Re: Insert performance metrics

classic Classic list List threaded Threaded
2 messages Options
Reply | Threaded
Open this post in threaded view
|

Re: Insert performance metrics

Aaron Burghardt
Hi,

OK, I am impressed that you can insert 2000 records/second on indexed  
columns.  I have an application that inserts CSV data into an SQLite  
database, and inserting 15 million records is taking about 2 hours  
with no indices (this is on a PowerMac Dual G5 2.0 GHz, 1.5 GB RAM),  
though two fields each require a simple sub-select on to populate.  
My attempts to improve performance include:
        * performing all the inserts inside one transaction
        * using prepared statements
        * dropping all the indices prior to running
        * setting sync mode to Normal
        * setting cache_size to huge values, like 300,000
        * creating temp tables in memory

Do my times sound reasonable or should I continue to look for  
optimizations?  Any other suggestions?

Thanks,

Aaron

On Sep 2, 2005, at 3:05 PM, D. Richard Hipp wrote:

> On Fri, 2005-09-02 at 11:59 +0200, Michael Schoen wrote:
>
>> (1)     Multiple Insert Statements
>> We need to insert around 300-500 datasets/sec constantly (24/7)  
>> with 8
>> till 16 fields indexed.

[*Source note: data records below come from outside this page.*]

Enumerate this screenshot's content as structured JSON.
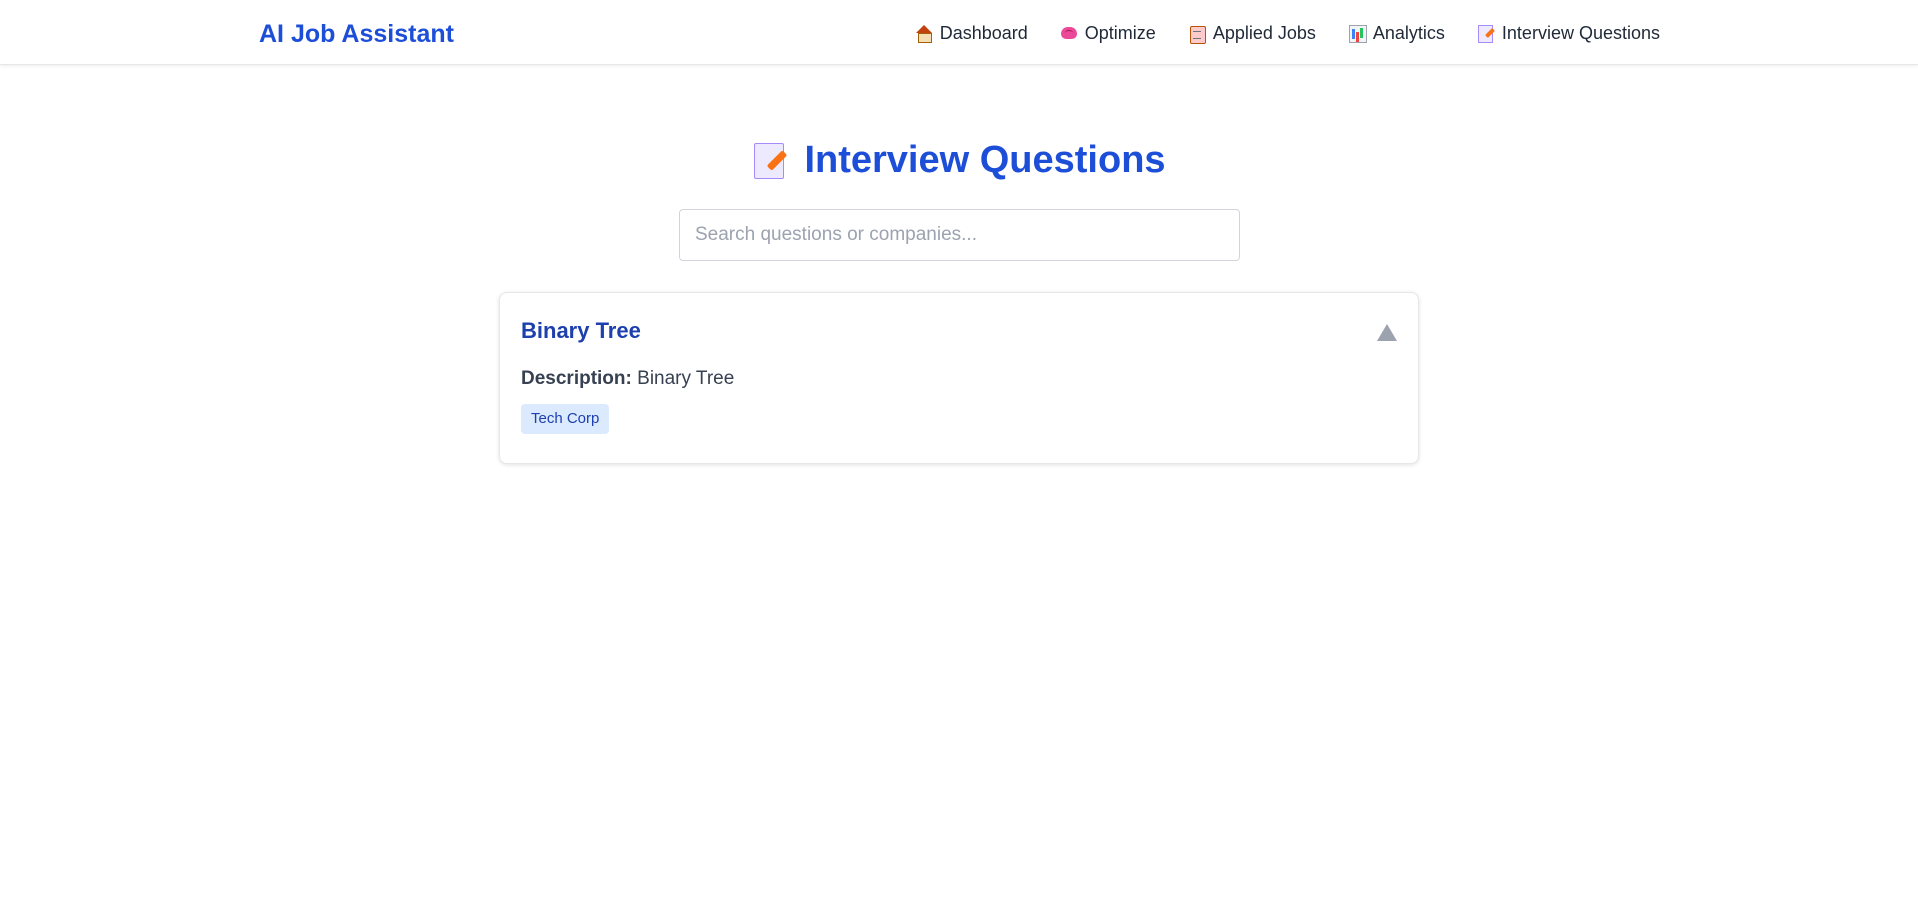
{
  "header": {
    "brand": "AI Job Assistant",
    "nav": [
      {
        "label": "Dashboard",
        "icon": "house-icon"
      },
      {
        "label": "Optimize",
        "icon": "brain-icon"
      },
      {
        "label": "Applied Jobs",
        "icon": "clipboard-icon"
      },
      {
        "label": "Analytics",
        "icon": "bar-chart-icon"
      },
      {
        "label": "Interview Questions",
        "icon": "memo-icon"
      }
    ]
  },
  "main": {
    "title": "Interview Questions",
    "title_icon": "memo-icon",
    "search": {
      "placeholder": "Search questions or companies...",
      "value": ""
    },
    "questions": [
      {
        "title": "Binary Tree",
        "description_label": "Description:",
        "description": "Binary Tree",
        "companies": [
          "Tech Corp"
        ],
        "expanded": true
      }
    ]
  },
  "colors": {
    "accent": "#1d4ed8",
    "card_title": "#1e40af",
    "tag_bg": "#dbeafe",
    "toggle": "#9ca3af"
  }
}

So far we are using mysql, not only due to  
>> the
>> general dbms speed, but mainly because it has a csv import  
>> interface. We
>> figured out, that we can not insert that many data in row, when using
>> SQL statements, 'cause the SQL-parser just takes to much time...  
>> If we
>> use the CSV import methods, we gain at least a 30% performance boost.
>> While reading through the sqlite wiki, I found no evidence about any
>> multiple insert statement to decrease the SQL-Parsing time...
>> What would you guys propose?
>>
>
> 1.  Call sqlite3_prepare() to parse a generic INSERT statement.
> 2.  Call sqlite3_bind() to bind values to the generic statement.
> 3.  Call sqlite3_step() to do the INSERT
> 4.  Call sqlite3_reset() to reset the statement so that it can
>     run again.
> 5.  Go back and repeat steps 2-4 as many times as you like.
>
> This allows you to insert many different rows while only running
> the parser onces.  You do get about a 30% speed boost doing this.
>
> Out of curiosity, I created a table with 17 columns and 8 indices
> just to see how fast I could insert into it using SQLite.  On
> my laptop, I could easily do 2000 inserts/second (all in a single
> transaction) even when parsing each INSERT separately.  I would
> expect better performance on a workstation and a 30% or better
> performance improvement using the technique described above.
>
> On the other hand,  performance will fall off logarithmically
> as the size of the database increases.
>
>>
>> (2)     Indexing:
>> What kind of index implementations are you guys supporting/using?
>> B-Tree, R-Tree, Full-Text? What about Multiple-Column Indexes?
>> Supported?
>>
>
> B-tree indices. You can have as many columns in an index as
> you want.  But only the first 31 columns will be used to
> help speed searches.  (On the other hand, who ever creates
> an index with 32 or more columns?)
>


Reply | Threaded
Open this post in threaded view
|

Re: Insert performance metrics

D. Richard Hipp
Aaron Burghardt <[hidden email]> wrote:

> Hi,
>
> OK, I am impressed that you can insert 2000 records/second on indexed  
> columns.  I have an application that inserts CSV data into an SQLite  
> database, and inserting 15 million records is taking about 2 hours  
> with no indices (this is on a PowerMac Dual G5 2.0 GHz, 1.5 GB RAM),  
> though two fields each require a simple sub-select on to populate.  
> My attempts to improve performance include:
> * performing all the inserts inside one transaction
> * using prepared statements
> * dropping all the indices prior to running
> * setting sync mode to Normal
> * setting cache_size to huge values, like 300,000
> * creating temp tables in memory
>
> Do my times sound reasonable or should I continue to look for  
> optimizations?  Any other suggestions?
>

You should be getting 10x better performance.  Perhaps your
subselect is slowing you down.
--
D. Richard Hipp <[hidden email]>